Townhouses, farmhouses, penthouses, houses of character, villas, bungalows, maisonettes, country views, sea views. You want it, Malta’s got it.
In the world of international real estate, Malta has been making some noise, successfully targeting the cream of the crop, i.e., the wealthier foreigner, not only to reside here due to Malta’s many life-style perks, attractive residency programmes and tax advantageous regimes but also for investment purposes. Indeed, property investment, even on a small scale, remains a tried and true means of building an individual’s cash flow and wealth.
property investment, even on a small scale, remains a tried and true means of building an individual’s cash flow and wealth
So, what does it take for a foreigner to secure his/her title of ownership and enjoyment over immovable property in Malta, be it for residential or investment purposes?
As soon as the property to be purchased has been identified, the prospective buyer must enter into a promise of sale agreement with the seller, which would contain certain information pertaining to inter alia details of all the parties, a detailed description of the property, the price, the validity period of the agreement and any other terms and conditions agreed upon between the parties, such as works which need to be completed.
The promise of sale agreement is essentially a private agreement which is usually drawn up by a lawyer or the same notary who would be engaged to publish the final deed of sale. Unless agreed otherwise, promise of sale agreements are valid for a period of three months.
In the transitory period between the signing of the promise of sale and the final contract, the notary, unless exempted from doing so by the parties, carries out the appropriate searches on the property to ascertain that there are no debts encumbering the property and that the seller has good title over the property. Indeed in terms of Maltese law, in spite of the absence of any stipulation of warranty in the contract of sale, the seller is nevertheless bound to warrant to the purchaser against any eviction which deprives him/her of the immovable property, and against any burdens on the same, claimed by others and not stated in the contract.
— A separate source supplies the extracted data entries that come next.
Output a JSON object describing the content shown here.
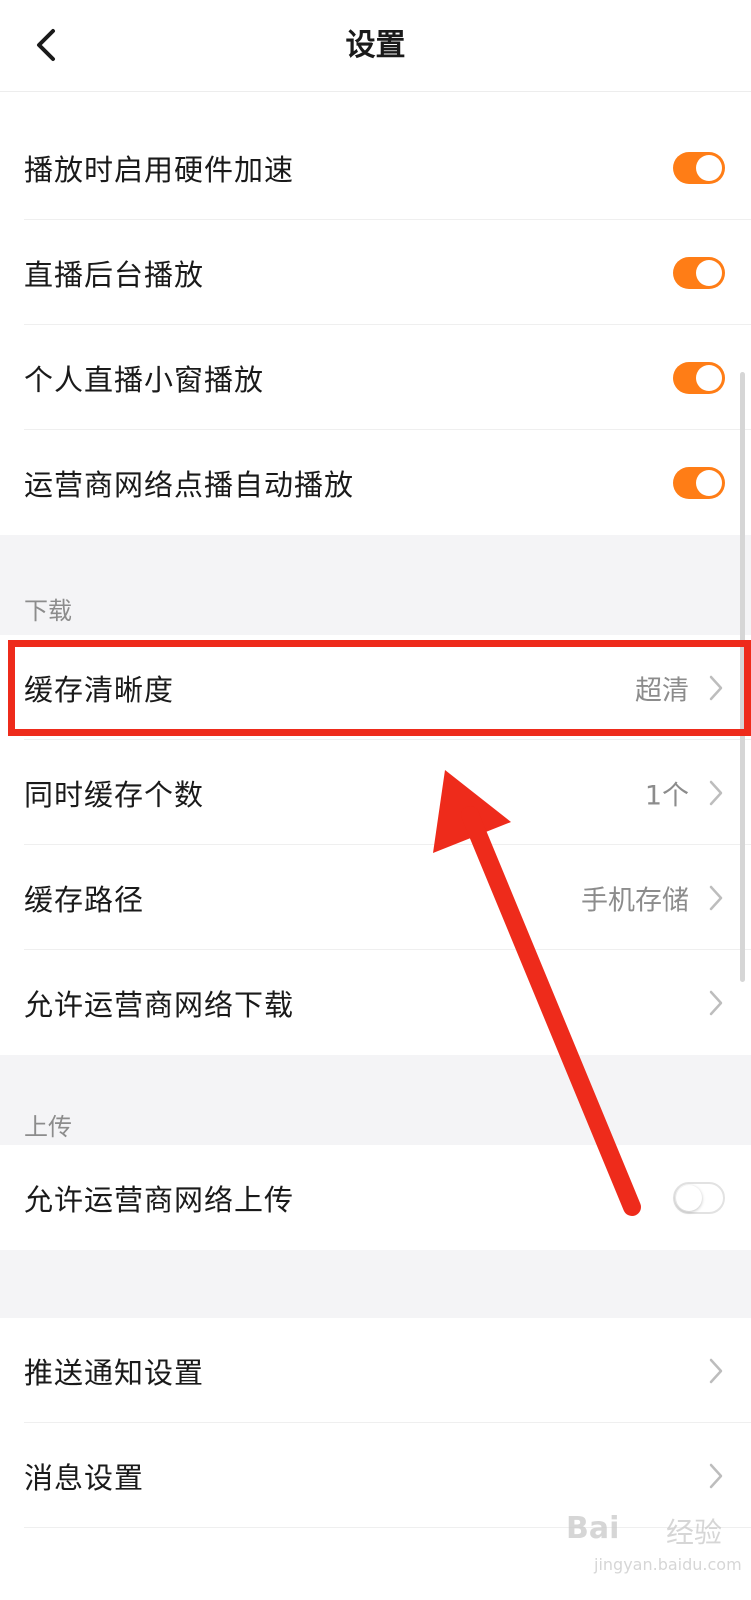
{
  "header": {
    "title": "设置",
    "back_icon": "chevron-left-icon"
  },
  "playback": {
    "items": [
      {
        "label": "播放时启用硬件加速",
        "toggle": true
      },
      {
        "label": "直播后台播放",
        "toggle": true
      },
      {
        "label": "个人直播小窗播放",
        "toggle": true
      },
      {
        "label": "运营商网络点播自动播放",
        "toggle": true
      }
    ]
  },
  "download": {
    "title": "下载",
    "items": [
      {
        "label": "缓存清晰度",
        "value": "超清"
      },
      {
        "label": "同时缓存个数",
        "value": "1个"
      },
      {
        "label": "缓存路径",
        "value": "手机存储"
      },
      {
        "label": "允许运营商网络下载",
        "value": ""
      }
    ]
  },
  "upload": {
    "title": "上传",
    "items": [
      {
        "label": "允许运营商网络上传",
        "toggle": false
      }
    ]
  },
  "general": {
    "items": [
      {
        "label": "推送通知设置"
      },
      {
        "label": "消息设置"
      }
    ]
  },
  "colors": {
    "accent": "#ff7d16",
    "highlight": "#ee2b1b",
    "section_bg": "#f4f4f6"
  },
  "watermark": {
    "logo": "Bai",
    "text": "经验",
    "url": "jingyan.baidu.com"
  }
}
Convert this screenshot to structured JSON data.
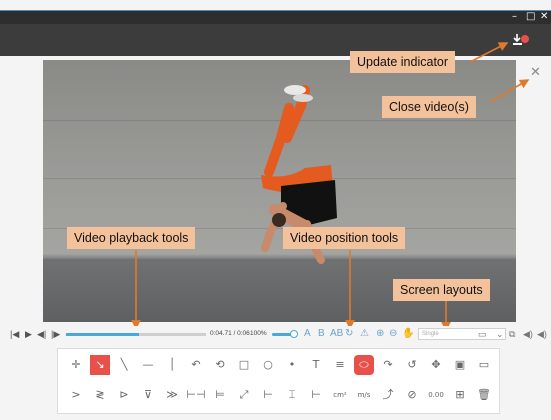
{
  "window": {
    "minimize_glyph": "–",
    "maximize_glyph": "□",
    "close_glyph": "✕"
  },
  "callouts": {
    "update_indicator": "Update indicator",
    "close_videos": "Close video(s)",
    "playback_tools": "Video playback tools",
    "position_tools": "Video position tools",
    "screen_layouts": "Screen layouts"
  },
  "playback": {
    "first_glyph": "|◀",
    "play_glyph": "▶",
    "prev_frame_glyph": "◀|",
    "next_frame_glyph": "|▶",
    "timecode": "0:04.71 / 0:06",
    "zoom": "100%",
    "progress_fraction": 0.52
  },
  "position_tools": [
    "A",
    "B",
    "AB",
    "↻",
    "⚠",
    "⊕",
    "⊖",
    "✋"
  ],
  "layout": {
    "selected": "Single"
  },
  "right_tools": [
    "▭",
    "⌄",
    "⧉",
    "◀)",
    "◀)"
  ],
  "close_video_glyph": "✕",
  "tool_rows": [
    [
      "✛",
      "↘",
      "╲",
      "—",
      "│",
      "↶",
      "⟲",
      "□",
      "○",
      "•",
      "T",
      "≡",
      "⬭",
      "↷",
      "↺",
      "✥",
      "▣",
      "▭"
    ],
    [
      ">",
      "≷",
      "⊳",
      "⊽",
      "≫",
      "⊢⊣",
      "⊨",
      "⤢",
      "⊢",
      "⌶",
      "⊢",
      "cm²",
      "m/s",
      "⤴",
      "⊘",
      "0.00",
      "⊞",
      "🗑"
    ]
  ],
  "colors": {
    "accent": "#e8514a",
    "callout_bg": "#f3c29a",
    "arrow": "#e07a2a",
    "progress": "#4aa7d8"
  }
}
The parties may however agree to add to, or diminish the effects of such an implied warranty, or to even stipulate that the seller will not be liable to any warranty whatsoever.
During the period of validity of the promise of sale agreement, the parties must ensure that all the prescribed conditions set out in the said agreement are satisfied. One vital condition would be the issuance by the Minister of Finance of the required permit, in terms of the Immovable Property (Acquisition by Non-Residents) Act (the “AIP Act”), to acquire the property, which may be applicable if the purchaser is a non-Maltese resident.
As a general rule, European Union citizens who have resided in Malta continuously for a minimum period of five years at any time preceding the date of acquisition may freely acquire immovable property without the necessity of obtaining an AIP Permit. Moreover European Union citizens, who have not resided continuously in Malta for a minimum period of five years are exempt from obtaining an AIP Permit if they are purchasing their primary residence or any immovable property required for their business activities or supply of services. An EU citizen who resides in Malta for a continuous period of 5 years following the acquisition as aforesaid, can then acquire his secondary residence without the need to apply for an AIP permit.
In the case of a non-EU citizen, or an EU citizen who has not resided in Malta for at least five years and is acquiring a secondary residence in Malta, a permit would be required
In the case of a non-EU citizen, or an EU citizen who has not resided in Malta for at least five years and is acquiring a secondary residence in Malta, a permit would be required and will only be granted if the immovable property is an apartment or maisonette the value of which is not less than €107,670 or any other property the value of which is not less than €179,400 and which is intended to be used by the non-resident as a residence for himself and his family and such non-resident does not own any other immovable property in Malta, other than immovable property which is exempt, such as property situated in Special Designated areas.
Special Designated Areas refer to the defined zones in Malta and Gozo in respect of which there are no restrictions to acquisition whatsoever and are in fact the main areas targeted by foreigners for investment purposes. Consequently both European Union and non-European Union citizens may acquire one or more units situated in such areas without requiring an AIP Permit. The Special Designated Areas are the following:
- Portomaso Development, St. Julian’s, Malta;
- Cottonera Development, Cottonera, Malta;
- Manoel Island / Tigne Point, Tigne/ Gzira, Malta;
- Tas-Sellum Residence, Mellieha, Malta;
- Madliena Village Complex, Malta;
- Smartcity, Malta;
- Fort Cambridge Zone, Tignè, Malta;
- Ta’ Monita Residence, Marsascala, Malta;
- Pender Place and Mercury House Site, St Julians, Malta;
- Metropolis Plaza, Gzira, Malta;
- Fort Chambray, Ghajnsielem, Gozo;
- Kempinski Residences, San Lawrenz, Gozo;
- Vista Point Marsalforn, Gozo.
Once a foreigner purchases property in Malta, there are no restrictions for the resale of the property, aside from obtaining the necessary tax clearance from the Inland Revenue Department. Repatriation of the selling price, including profits after tax, is allowed. Moreover, a foreigner who acquires residential property in Malta and uses it as his own residence for at least 3 consecutive years immediately preceding the date of the transfer and disposes of such property within 12 months of vacating the property, is exempt from any Maltese taxes upon resale.